The Number One Source of Identity Theft is Your Wallet
When it comes to identity fraud, the biggest source of information isn’t online, but in your wallet, warns crime prevention officers. Purse snatchings, pickpocketing, theft of purses from locked vehicles and robbery are the biggest sources of identity theft. These thefts don’t require much know-how, and because they rarely involve weapons, typically have lower penalties if the individual is caught.
While the victim may not be able to prevent the theft – and the officers urge individuals NOT to fight back or resist – they can avoid handing the thief all of their information.
A simple purse snatching can provide a thief with cash, credits cards, checks, bank account numbers, car keys and registration information on the car (making it easy to identify and steal), address and access to the victim’s home, and more.
From Cary Johnson of the 1st Judicial District Office in Colorado come the following tips:
- Go through your wallet or purse and reduce the amount of financial information you carry with you. If you don’t need to have personal information with you, leave it home in a secure place.
- Carry only what you will need for the day. Take one credit card, one debit card or check, not a whole book of checks. Never have debit card pin numbers with your card.
- Carry your identification and credit card in a card-size wallet that you can hang around your neck under your clothes, put in an inner coat pocket, a deep pants pocket, or, if need be, “the bra.”
- If you need vehicle registration or insurance cards with you, carry ones without your home address. Have as little information as possible on you with home information.
- Lock your phone. Many phone companies have “self-destruct” or lockdown routines that prevent access to programs and data after a certain number of false login attempts.

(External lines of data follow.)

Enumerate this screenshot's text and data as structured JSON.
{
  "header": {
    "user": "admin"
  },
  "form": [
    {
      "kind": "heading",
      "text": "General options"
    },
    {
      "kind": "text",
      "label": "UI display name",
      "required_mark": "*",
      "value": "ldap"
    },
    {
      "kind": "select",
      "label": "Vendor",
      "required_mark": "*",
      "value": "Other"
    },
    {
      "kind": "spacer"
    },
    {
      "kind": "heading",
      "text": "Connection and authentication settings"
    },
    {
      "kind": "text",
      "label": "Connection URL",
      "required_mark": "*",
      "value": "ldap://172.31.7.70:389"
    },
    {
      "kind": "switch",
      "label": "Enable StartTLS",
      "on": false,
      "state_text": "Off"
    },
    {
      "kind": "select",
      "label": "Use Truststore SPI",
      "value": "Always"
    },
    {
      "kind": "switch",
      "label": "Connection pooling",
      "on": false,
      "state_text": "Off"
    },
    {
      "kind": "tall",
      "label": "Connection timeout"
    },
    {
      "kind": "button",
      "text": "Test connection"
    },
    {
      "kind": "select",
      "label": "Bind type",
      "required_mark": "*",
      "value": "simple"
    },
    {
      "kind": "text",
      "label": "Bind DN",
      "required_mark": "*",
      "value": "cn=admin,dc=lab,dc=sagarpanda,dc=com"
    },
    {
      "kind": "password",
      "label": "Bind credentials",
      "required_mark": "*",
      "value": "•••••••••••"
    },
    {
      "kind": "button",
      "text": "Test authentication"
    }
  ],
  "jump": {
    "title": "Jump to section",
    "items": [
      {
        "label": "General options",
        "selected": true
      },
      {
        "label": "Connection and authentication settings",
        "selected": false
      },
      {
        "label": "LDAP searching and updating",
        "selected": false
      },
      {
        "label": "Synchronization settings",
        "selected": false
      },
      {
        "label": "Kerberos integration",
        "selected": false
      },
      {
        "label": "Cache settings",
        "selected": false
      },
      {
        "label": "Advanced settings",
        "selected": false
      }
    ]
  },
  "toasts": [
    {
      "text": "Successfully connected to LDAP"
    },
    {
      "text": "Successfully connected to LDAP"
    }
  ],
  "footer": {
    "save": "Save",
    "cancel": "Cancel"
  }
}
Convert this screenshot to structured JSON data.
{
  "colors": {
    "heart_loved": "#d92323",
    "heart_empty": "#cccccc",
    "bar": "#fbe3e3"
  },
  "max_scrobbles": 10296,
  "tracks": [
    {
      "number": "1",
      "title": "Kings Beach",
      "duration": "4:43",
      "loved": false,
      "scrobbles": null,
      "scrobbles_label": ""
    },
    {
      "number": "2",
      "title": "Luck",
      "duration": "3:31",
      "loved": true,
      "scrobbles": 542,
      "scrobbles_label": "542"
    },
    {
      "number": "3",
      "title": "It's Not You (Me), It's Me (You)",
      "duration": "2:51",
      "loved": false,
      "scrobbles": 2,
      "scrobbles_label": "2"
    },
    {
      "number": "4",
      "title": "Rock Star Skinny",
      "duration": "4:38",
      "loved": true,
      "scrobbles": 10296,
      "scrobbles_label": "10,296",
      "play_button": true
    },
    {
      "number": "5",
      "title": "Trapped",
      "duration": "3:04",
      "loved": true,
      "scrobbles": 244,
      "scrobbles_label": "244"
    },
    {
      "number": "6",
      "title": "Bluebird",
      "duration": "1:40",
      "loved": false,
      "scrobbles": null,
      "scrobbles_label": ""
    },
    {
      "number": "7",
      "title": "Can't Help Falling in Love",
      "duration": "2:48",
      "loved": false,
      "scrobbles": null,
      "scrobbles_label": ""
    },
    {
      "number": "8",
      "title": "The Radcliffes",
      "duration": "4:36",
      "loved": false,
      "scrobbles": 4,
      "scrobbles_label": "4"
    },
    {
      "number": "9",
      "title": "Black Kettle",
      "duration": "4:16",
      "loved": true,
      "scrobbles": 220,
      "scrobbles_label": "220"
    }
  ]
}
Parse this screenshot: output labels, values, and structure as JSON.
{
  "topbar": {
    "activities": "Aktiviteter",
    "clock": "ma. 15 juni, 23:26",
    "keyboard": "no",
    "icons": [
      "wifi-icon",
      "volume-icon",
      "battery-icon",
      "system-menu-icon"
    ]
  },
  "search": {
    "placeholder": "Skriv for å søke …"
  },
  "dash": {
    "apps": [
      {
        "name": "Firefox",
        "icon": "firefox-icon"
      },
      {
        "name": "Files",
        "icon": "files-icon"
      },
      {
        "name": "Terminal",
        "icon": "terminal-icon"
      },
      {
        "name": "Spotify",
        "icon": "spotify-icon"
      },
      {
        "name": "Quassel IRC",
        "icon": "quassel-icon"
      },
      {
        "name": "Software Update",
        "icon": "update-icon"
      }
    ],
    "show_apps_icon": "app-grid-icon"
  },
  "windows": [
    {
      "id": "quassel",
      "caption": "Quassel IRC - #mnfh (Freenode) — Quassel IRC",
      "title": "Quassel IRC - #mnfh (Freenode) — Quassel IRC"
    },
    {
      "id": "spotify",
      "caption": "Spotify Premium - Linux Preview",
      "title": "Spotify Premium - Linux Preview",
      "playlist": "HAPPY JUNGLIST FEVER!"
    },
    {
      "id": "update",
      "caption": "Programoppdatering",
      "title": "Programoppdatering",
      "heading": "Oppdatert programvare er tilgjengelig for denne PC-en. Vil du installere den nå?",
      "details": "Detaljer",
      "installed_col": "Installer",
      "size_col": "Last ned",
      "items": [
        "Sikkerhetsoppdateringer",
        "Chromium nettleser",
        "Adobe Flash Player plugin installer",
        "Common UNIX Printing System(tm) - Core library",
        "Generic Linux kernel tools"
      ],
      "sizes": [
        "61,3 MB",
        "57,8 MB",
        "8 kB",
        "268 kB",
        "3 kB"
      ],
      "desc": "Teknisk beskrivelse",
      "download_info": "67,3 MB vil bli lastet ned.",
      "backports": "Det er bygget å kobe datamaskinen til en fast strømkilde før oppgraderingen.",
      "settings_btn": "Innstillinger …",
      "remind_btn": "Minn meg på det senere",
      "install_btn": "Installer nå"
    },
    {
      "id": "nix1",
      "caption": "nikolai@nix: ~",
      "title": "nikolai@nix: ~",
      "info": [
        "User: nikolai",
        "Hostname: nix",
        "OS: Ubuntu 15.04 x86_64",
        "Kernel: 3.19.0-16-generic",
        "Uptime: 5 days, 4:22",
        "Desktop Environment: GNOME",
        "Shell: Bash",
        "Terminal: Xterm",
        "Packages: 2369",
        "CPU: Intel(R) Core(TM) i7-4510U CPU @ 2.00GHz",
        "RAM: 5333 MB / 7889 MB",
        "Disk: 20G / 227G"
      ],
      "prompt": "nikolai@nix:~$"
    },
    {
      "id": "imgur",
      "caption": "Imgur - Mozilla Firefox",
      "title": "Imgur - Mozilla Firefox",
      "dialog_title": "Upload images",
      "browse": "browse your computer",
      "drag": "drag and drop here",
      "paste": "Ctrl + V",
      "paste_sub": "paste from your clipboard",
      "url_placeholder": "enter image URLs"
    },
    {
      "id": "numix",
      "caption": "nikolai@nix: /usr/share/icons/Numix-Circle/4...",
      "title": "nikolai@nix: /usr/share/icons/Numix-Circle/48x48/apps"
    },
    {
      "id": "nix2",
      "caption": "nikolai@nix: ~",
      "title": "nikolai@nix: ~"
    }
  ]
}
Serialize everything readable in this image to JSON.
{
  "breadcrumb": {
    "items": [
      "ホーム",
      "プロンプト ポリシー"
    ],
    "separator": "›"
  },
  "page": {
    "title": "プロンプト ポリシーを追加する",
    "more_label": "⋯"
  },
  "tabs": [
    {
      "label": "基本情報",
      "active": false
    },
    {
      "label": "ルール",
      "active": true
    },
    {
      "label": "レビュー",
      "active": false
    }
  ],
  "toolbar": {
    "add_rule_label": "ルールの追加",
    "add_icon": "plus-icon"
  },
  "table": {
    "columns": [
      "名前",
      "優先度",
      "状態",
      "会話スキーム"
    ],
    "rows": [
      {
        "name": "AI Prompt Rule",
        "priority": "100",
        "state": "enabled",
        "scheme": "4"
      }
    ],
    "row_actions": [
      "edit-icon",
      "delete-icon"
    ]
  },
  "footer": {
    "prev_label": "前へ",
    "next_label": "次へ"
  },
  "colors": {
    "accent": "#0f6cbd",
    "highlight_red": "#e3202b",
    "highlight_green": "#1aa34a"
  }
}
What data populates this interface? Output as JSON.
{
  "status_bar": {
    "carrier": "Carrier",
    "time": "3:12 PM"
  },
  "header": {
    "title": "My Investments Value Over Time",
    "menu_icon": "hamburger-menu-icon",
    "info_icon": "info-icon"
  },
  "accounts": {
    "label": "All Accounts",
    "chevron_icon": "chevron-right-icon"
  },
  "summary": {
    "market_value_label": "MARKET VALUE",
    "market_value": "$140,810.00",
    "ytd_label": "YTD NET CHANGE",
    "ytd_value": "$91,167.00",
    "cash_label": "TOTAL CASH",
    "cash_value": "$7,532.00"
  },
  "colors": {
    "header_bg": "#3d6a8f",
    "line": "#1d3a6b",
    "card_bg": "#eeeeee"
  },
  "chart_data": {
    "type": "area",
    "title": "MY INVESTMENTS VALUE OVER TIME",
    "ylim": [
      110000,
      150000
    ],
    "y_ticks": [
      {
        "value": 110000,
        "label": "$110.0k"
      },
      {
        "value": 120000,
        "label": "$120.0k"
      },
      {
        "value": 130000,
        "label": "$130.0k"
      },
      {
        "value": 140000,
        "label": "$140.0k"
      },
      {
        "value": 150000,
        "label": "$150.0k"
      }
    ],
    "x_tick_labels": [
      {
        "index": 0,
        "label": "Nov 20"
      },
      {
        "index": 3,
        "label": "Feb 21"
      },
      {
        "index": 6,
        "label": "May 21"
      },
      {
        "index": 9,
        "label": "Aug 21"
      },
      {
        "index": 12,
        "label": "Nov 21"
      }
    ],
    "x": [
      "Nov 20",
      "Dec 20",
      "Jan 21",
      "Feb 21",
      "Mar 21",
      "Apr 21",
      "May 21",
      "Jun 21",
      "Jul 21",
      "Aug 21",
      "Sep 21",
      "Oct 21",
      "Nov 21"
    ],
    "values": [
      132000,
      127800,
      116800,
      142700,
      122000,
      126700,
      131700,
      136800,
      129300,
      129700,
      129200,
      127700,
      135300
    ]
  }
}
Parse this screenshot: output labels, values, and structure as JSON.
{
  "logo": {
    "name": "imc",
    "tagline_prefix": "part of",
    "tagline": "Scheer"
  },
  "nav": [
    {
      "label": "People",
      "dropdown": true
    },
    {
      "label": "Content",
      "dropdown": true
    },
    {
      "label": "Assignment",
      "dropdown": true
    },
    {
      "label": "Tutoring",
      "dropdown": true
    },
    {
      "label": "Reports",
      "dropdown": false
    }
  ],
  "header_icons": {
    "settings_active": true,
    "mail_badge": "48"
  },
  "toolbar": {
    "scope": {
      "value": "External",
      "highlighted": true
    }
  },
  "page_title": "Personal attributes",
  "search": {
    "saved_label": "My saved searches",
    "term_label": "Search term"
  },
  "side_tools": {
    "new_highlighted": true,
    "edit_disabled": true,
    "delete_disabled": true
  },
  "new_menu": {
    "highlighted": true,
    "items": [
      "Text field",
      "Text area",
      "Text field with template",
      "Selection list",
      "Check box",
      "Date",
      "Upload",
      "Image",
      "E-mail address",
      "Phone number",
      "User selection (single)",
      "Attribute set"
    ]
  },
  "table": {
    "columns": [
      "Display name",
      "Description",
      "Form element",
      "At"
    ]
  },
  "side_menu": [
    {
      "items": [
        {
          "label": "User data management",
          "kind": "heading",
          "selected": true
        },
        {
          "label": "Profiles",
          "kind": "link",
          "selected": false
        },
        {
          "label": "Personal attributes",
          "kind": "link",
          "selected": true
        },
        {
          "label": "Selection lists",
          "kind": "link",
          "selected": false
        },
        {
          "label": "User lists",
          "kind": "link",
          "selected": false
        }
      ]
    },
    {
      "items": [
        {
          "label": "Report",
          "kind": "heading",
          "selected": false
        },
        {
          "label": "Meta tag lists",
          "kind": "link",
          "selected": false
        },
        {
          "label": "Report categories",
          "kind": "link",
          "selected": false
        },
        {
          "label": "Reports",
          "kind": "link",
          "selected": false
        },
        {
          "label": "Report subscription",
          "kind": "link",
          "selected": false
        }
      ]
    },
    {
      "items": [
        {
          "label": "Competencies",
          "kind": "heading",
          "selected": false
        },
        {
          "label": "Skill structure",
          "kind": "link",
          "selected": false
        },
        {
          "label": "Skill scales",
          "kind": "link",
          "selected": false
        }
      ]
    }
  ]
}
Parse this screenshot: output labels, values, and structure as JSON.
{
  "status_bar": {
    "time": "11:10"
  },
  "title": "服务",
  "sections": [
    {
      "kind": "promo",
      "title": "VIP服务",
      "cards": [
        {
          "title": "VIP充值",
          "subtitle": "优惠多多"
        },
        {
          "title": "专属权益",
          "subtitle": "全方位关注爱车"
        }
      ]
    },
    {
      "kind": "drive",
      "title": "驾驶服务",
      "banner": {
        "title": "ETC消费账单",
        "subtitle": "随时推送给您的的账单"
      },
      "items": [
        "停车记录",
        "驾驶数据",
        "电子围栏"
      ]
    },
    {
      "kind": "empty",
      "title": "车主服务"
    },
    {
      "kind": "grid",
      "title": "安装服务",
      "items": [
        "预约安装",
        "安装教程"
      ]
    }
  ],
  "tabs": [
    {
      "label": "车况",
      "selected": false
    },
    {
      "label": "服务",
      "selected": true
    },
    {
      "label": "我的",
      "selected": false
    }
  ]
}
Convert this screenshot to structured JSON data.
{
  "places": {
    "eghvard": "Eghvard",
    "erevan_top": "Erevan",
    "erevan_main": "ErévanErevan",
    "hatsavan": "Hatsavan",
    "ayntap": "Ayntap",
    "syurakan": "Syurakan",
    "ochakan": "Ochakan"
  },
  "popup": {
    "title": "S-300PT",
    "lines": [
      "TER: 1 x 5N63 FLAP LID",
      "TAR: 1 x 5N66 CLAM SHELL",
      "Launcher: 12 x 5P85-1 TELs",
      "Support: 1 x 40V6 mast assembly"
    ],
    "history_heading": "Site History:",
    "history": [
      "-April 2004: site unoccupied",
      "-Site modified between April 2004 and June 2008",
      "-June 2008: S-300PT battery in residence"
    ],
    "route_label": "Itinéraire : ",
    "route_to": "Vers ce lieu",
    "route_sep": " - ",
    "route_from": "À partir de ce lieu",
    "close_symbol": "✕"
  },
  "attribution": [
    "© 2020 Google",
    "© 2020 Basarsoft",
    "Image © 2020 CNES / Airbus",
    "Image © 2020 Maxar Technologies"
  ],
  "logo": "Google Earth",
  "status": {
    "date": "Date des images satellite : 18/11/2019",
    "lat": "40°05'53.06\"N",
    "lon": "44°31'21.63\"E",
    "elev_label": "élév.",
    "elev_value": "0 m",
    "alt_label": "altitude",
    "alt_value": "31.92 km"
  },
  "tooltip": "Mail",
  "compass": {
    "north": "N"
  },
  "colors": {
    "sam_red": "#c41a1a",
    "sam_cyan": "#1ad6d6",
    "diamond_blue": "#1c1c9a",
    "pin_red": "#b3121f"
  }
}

- Do take a purse or carry bag with you for personal belongings you might need, just don’t have your identification and credit card in it. This is an easy decoy if someone wants to rob you.
- Never leave identification and credit cards in your car when exercising. Thieves are often watching parking areas at rec centers, gyms and popular running spots for potential car thefts.
If your information is stolen, act quickly to prevent its use. The thieves know they will have limited time to use the information and will be moving quickly.
- Stop payments from bank accounts immediately – particularly if you had a debit card in your purse with pin numbers. Most banks have 24-hour numbers.
- Notify credit card companies.
- MASTERCARD: 1-800-627-8372 (US) or 1-636-722-7111 (Global)
- VISA: 1-800-VISA-911 (1-800-8472-911) or 1-303-967-1096 (Global, call collect)
- AMEX: 1-800-528-4800
- DISCOVER: 1-800-347-2683
- Have the big three credit bureaus place fraud alerts on your accounts.
- Experian: 1-888-EXPERIAN (1-888-397-3742)
- Equifax: 1-800-525-6285
- Trans Union: 1-800-680-7289
- File a report with the police.
- They may not be able to do anything, but this provides evidence in your favor should you become a victim of identity theft or fraud.
- If your keys were stolen, arrange to have locks changed on your vehicle and home.
- Notify the driver’s license bureau if your license has been stolen or contact other sources of identification – including student IDs, to alert them to the theft.
- If your Social Security card was in your wallet
- Call the IRS Identity Protection Unit at 1-800-908-4490
- File the loss with the Federal Trade Commission at 1-877-ID-THEFT
- Report the loss to the Internet Crime Complaint Center
- Try to list everything else that was in the wallet
- Other items in your wallet may seem insignificant but could come back to haunt you. These include memberships to movie rental stores, work ID cards and access badges, medical insurance cards, computer passwords, and padlock keys.
- Order Credit Reports
- Every year, you are entitled to a free credit report from each of the three major credit bureaus, without any strings attached. The easiest way to obtain these is to visit the Annual Credit Report site. Then, take a close look at them to spot any possible fraudulent spending.